Once inside (should be in /opt/mtc by default):

  bash run_pipeline.sh example_speech -f

Tested on Ubuntu 16.04 and 18.04 with Titan Xp and Titan X Maxwell (External w/Razer Core).

Examples

"download.sh" automatically download 2 example videos to test. After successful installation run

bash run_pipeline.sh example_dance

bash run_pipeline.sh example_speech -f

License and Citation

This code can only be used for non-commercial research purposes. If you use this code in your research, please cite the following papers.

@inproceedings{xiang2019monocular,
  title={Monocular total capture: Posing face, body, and hands in the wild},
  author={Xiang, Donglai and Joo, Hanbyul and Sheikh, Yaser},
  booktitle={Proceedings of the IEEE Conference on Computer Vision and Pattern Recognition},
  year={2019}
}

@inproceedings{joo2018total,
  title={Total capture: A 3d deformation model for tracking faces, hands, and bodies},
  author={Joo, Hanbyul and Simon, Tomas and Sheikh, Yaser},
  booktitle={Proceedings of the IEEE Conference on Computer Vision and Pattern Recognition},
  year={2018}
}

Some part of this code is modified from lmb-freiburg/hand3d.

Adam Model

We use the deformable human model Adam in this code.
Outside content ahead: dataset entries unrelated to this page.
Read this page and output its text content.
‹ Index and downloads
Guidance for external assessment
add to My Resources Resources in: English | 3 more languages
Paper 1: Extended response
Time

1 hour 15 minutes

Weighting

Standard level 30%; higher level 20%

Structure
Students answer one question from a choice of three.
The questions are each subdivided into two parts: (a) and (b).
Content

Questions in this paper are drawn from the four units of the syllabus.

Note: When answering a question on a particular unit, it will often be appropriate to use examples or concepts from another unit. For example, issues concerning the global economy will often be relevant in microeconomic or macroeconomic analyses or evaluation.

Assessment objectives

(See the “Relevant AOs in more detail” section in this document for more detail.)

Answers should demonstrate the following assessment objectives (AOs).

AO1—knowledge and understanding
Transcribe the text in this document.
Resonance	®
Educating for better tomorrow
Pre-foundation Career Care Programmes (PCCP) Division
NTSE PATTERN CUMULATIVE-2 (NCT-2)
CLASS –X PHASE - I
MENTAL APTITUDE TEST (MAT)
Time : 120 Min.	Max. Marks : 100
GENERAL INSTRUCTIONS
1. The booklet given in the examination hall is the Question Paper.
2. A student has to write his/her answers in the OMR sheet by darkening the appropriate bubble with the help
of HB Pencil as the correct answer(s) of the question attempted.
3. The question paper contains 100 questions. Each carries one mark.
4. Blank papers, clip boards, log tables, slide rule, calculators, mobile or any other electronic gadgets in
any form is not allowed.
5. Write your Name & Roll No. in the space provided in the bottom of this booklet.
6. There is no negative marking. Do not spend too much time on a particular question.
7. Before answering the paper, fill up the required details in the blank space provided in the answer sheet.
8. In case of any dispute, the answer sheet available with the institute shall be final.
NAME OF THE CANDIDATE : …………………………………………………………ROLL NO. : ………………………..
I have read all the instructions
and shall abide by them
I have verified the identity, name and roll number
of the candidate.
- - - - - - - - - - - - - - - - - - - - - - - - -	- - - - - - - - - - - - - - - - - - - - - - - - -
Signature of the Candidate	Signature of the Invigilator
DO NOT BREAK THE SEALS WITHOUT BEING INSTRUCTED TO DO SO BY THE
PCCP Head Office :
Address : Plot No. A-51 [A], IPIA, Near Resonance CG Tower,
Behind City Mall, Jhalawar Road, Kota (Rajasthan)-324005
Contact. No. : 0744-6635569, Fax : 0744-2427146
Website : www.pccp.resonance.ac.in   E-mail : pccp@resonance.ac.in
The relationship between Adam and SMPL: The body part of Adam is derived from SMPL model by Loper et al. 2015. It follows SMPL's body joint hierarchy, but uses a different joint regressor. Adam does not contain the original SMPL model's shape and pose blendshapes, but uses its own version trained from Panoptic Studio database.

The relationship between Adam and FaceWarehouse: The face part of Adam is derived from FaceWarehouse. In particular, the mesh topology of face of Adam is a modified version of the learned model from FaceWarehouse dataset. Adam does not contain the blendshapes of the original FaceWarehouse data, and facial expression of Adam model is unavailable due to copyright issues.

The Adam model is shared for research purpose only, and cannot be used for commercial purpose. Redistributing the original or modified version of Adam is also not allowed without permissions.

Special Notice

In our code, the output of ceres::AngleAxisToRotationMatrix is always a RowMajor matrix, while the function is designed for a ColMajor matrix. To account for this, please treat our output pose parameters as the opposite value. In other words, before exporting our pose parameter to other softwares, please multiply them by -1.